A new report published in Health Economics found that employees in states with medical marijuana laws have significantly fewer sick-related absentee days compared to states without laws.
Employees in states with medical marijuana legislation have a statistically significant number of fewer sick days, according to a new study published in Health Economics. The report, conducted by Darin F. Ulman of the Department of Economics at the University of Wisconsin-Milwaukee, suggests that access to legal medicinal cannabis could be directly related, as the number of sick days taken by employees significantly decreased following the state’s’ adoptions of medical marijuana legislation.
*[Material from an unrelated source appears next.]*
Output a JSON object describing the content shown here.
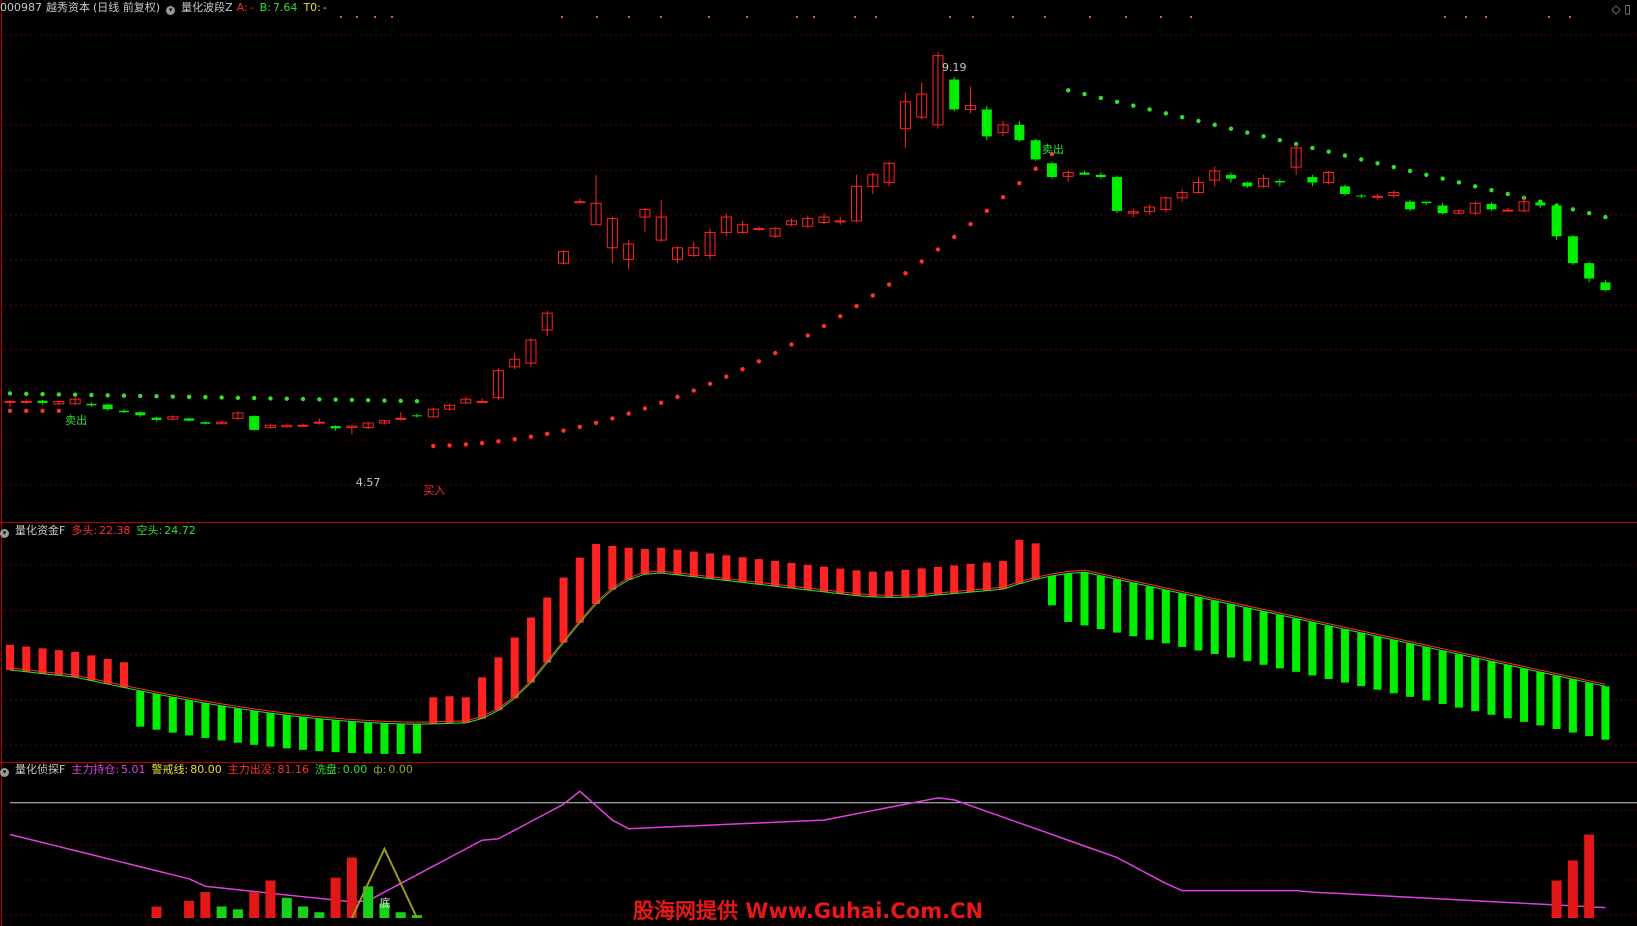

Ulman used a linear probability model (LPM) to analyze the work absence data following the passing of medical marijuana legislation in 24 states (not including the latest state, Ohio). Sickness-related absences dropped from 8 to 15 percent in states with medical marijuana legalization, the study found.
LPM tests for the effects of medical marijuana legalization on subgroups were also completed. Following medicinal cannabis legislation, full-time employees between the ages of 50 and 59 were 13 percent less likely to take a sick day. Employees ages 40 to 49 were 11 percent less likely to report a medical-related absence, and those between the ages of 30 and 39 were 16 percent less likely.
“Utilizing the Current Population Survey, the study identifies that absences due to sickness decline following the legalization of medical marijuana. The effect is stronger in states with ‘lax’ medical marijuana regulations, for full-time workers, and for middle-aged males, which is the group most likely to hold medical marijuana cards,” Ulman wrote in the report.
Employee absenteeism related to poor health, according to a 2013 Gallup poll, costs businesses in the United States an estimated $84 billion a year in lost productivity. The findings in Ulman’s study, however, suggest that medical marijuana legalization could reduce missed work and increase productivity.
“Although there is not a direct identification of those who use marijuana for medical purposes in the data, overall sickness absence is reduced for those in age and gender groups most likely to be cardholders,” Ulman wrote.
Ulmon was hesitant to claim clear causality, recognizing that research regarding cannabis laws’ effects on productivity and the labor market are limited. “Given the lack of prior studies, more research is warranted in this area.”
Whether the decrease in absentee days is related to the relief provided by cannabis or the risk of getting sick is less with regular cannabis use is unknown.
Research has demonstrated cannabis’s therapeutic efficacy for reducing pain, managing nausea and vomiting, improving sleep, and boosting appetite. Studies have also shown it possessing benefits for those suffering from conditions like multiple sclerosis, glaucoma, arthritis, epilepsy, HIV/AIDS, Crohn’s disease, and cancer.